Experimental Studies on the Behavior of Connections, Before and After Sarpol-e Zahab Earthquake of November 12, 2017, Used in Steel Structures

This study is divided into two main parts. In the first part, the behavior of four groups of connections that are
commonly used in the construction of the country has been investigated, because of which their hysteresis behavior
has been determined. In the second part, the behavior of connections damaged in Sarpol-e Zahab Earthquake has
been investigated, and finally the changes in the stiffness, strength and ductility parameters of the connections
damaged in the earthquake have been determined.
Connections used in buildings may be categorized into rigid, semi-rigid or pinned-end connections. The
assumption of perfectly pin or rigid behavior for a connection may not always be reliable in the design of a
structure; therefore, in this study, an attempt was made to investigate the real behavior of connections that are
commonly used in the country's constructions.
In experimental studies, due to the existence of some limitations, assumptions are always considered that may
affect the results of a test. Therefore, the best experiment is to determine the behavior of the members of a building
after an earthquake. One of the earthquakes that can be used to investigate the behavior of the members of a building
is the Sarpol-e Zahab – Ezgeleh earthquake.
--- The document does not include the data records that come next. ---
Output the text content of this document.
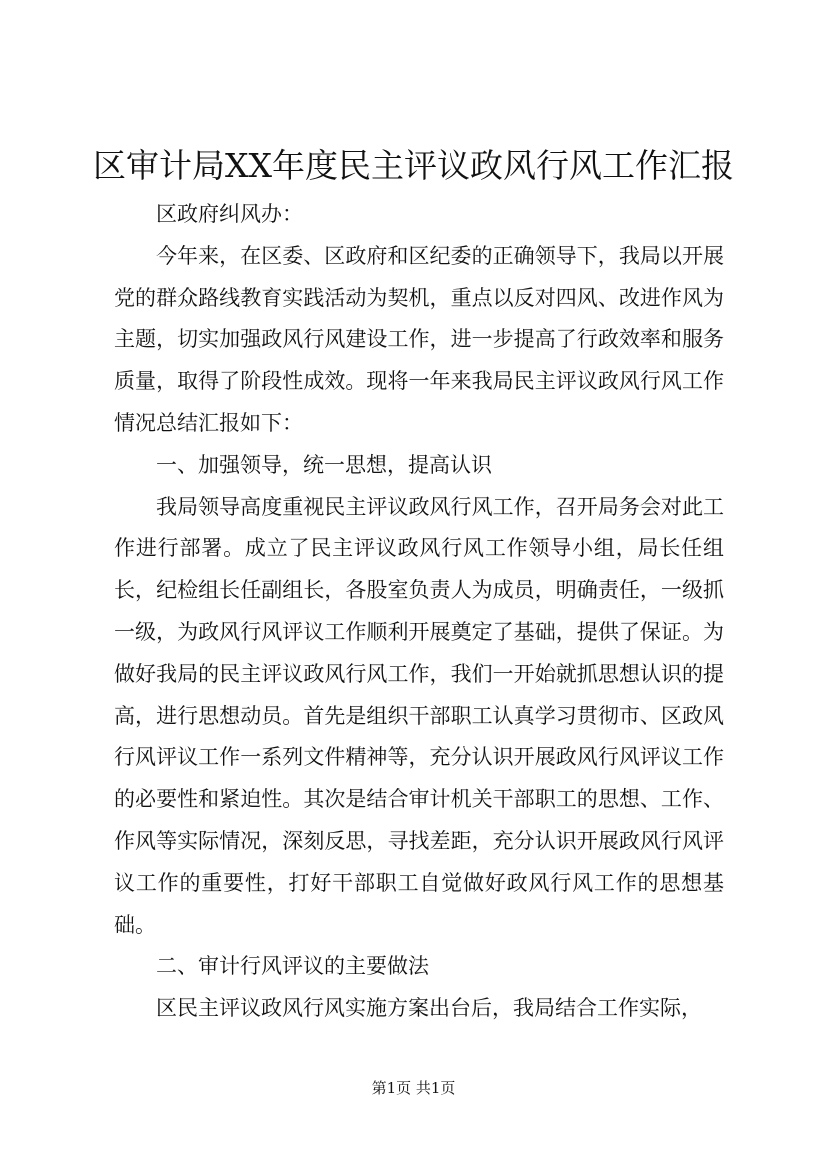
区审计局XX年度民主评议政风行风工作汇报

区政府纠风办：

今年来，在区委、区政府和区纪委的正确领导下，我局以开展党的群众路线教育实践活动为契机，重点以反对四风、改进作风为主题，切实加强政风行风建设工作，进一步提高了行政效率和服务质量，取得了阶段性成效。现将一年来我局民主评议政风行风工作情况总结汇报如下：

一、加强领导，统一思想，提高认识

我局领导高度重视民主评议政风行风工作，召开局务会对此工作进行部署。成立了民主评议政风行风工作领导小组，局长任组长，纪检组长任副组长，各股室负责人为成员，明确责任，一级抓一级，为政风行风评议工作顺利开展奠定了基础，提供了保证。为做好我局的民主评议政风行风工作，我们一开始就抓思想认识的提高，进行思想动员。首先是组织干部职工认真学习贯彻市、区政风行风评议工作一系列文件精神等，充分认识开展政风行风评议工作的必要性和紧迫性。其次是结合审计机关干部职工的思想、工作、作风等实际情况，深刻反思，寻找差距，充分认识开展政风行风评议工作的重要性，打好干部职工自觉做好政风行风工作的思想基础。

二、审计行风评议的主要做法

区民主评议政风行风实施方案出台后，我局结合工作实际，

第1页 共1页
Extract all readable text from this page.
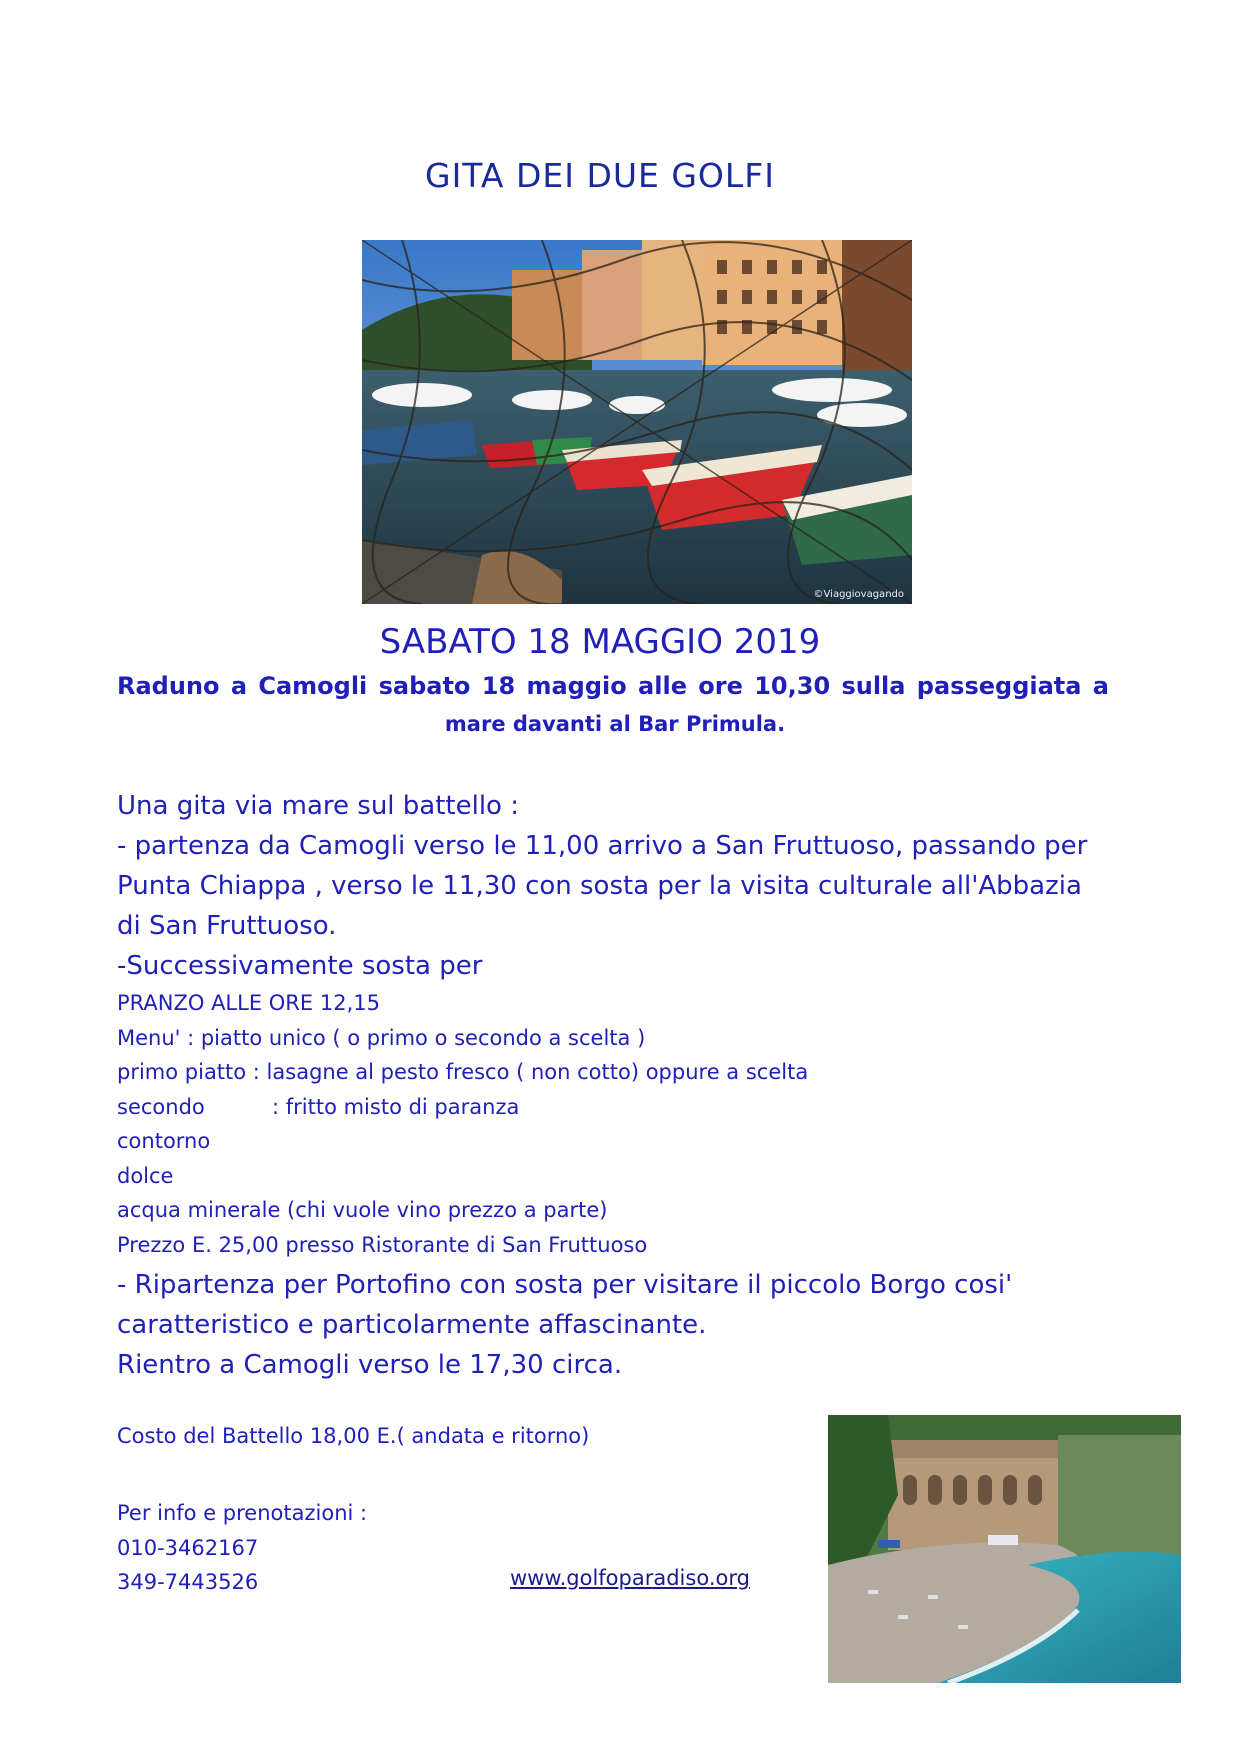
GITA DEI DUE GOLFI
©Viaggiovagando
SABATO 18 MAGGIO 2019
Raduno a Camogli sabato 18 maggio alle ore 10,30 sulla passeggiata a
mare davanti al Bar Primula.
Una gita via mare sul battello :
- partenza da Camogli verso le 11,00 arrivo a San Fruttuoso, passando per
Punta Chiappa , verso le 11,30 con sosta per la visita culturale all'Abbazia
di San Fruttuoso.
-Successivamente sosta per
PRANZO ALLE ORE 12,15
Menu' : piatto unico ( o primo o secondo a scelta )
primo piatto : lasagne al pesto fresco ( non cotto) oppure a scelta
secondo	: fritto misto di paranza
contorno
dolce
acqua minerale (chi vuole vino prezzo a parte)
Prezzo E. 25,00 presso Ristorante di San Fruttuoso
- Ripartenza per Portofino con sosta per visitare il piccolo Borgo cosi'
caratteristico e particolarmente affascinante.
Rientro a Camogli verso le 17,30 circa.
Costo del Battello 18,00 E.( andata e ritorno)
Per info e prenotazioni :
010-3462167
349-7443526	www.golfoparadiso.org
Because the buildings built in the city of Sarpol-e Zahab were generally
after the war between Iran and Iraq (1367-1359), which can represent engineering constructions in the country.
Although several years have passed since the construction of these buildings, this type of connection is still common
in many constructions in Iran. For this purpose, in this research, the damages caused to this type of connections and
their performance have been investigated.
Based on field observations, the connections related to steel buildings in the earthquake-affected areas of
Kermanshah province can be divided into four groups: 1- connection with top and bottom cover plates along with
stiffeners; 2- simply supported seat angle connection with stiffener; 3- simply supported seat angle connection with
stiffeners and shear plates; 4- like No. 2 or 3 together with gusset plate. In this study, in order to understand the
behavior of these connections during an earthquake, the experimental model of each group was made with full scale,
and their moment-rotation curves were extracted under cyclic loading. Based on the results obtained from the
experimental studies, connections No. 1 and 4 of these groups were classified as rigid connection, and No. 2 and 3
were evaluated as semi-rigid connection with brittle behavior.
Another scope that has been addressed in this study is to determine the behavior of damaged connections in an
earthquake. This issue, which is the result of observing the trend of the connection hysteresis curve during loading,
makes it possible to determine the remaining capacity of the earthquake-damaged buildings. The remaining capacity
of the damaged building is one of the important and crucial parameters in the decisions that to decide whether the
building should be repaired or demolished. For this purpose, the hysteresis curve of the tested connections has been
investigated and analyzed. As a result of these analyses, the curves that show the modifications in stiffness, strength
and ductility have been extracted for all four types of connections investigated in this study.
Finally, two levels of damages were considered for each of the four connection groups. Then their performance
curves in each of the two levels of damages were presented along with the performance curve of the connection
without damage. The results of the studies showed that stiffness and ductility, unlike strength, are the parameters
that are most affected by the damage caused in the connections.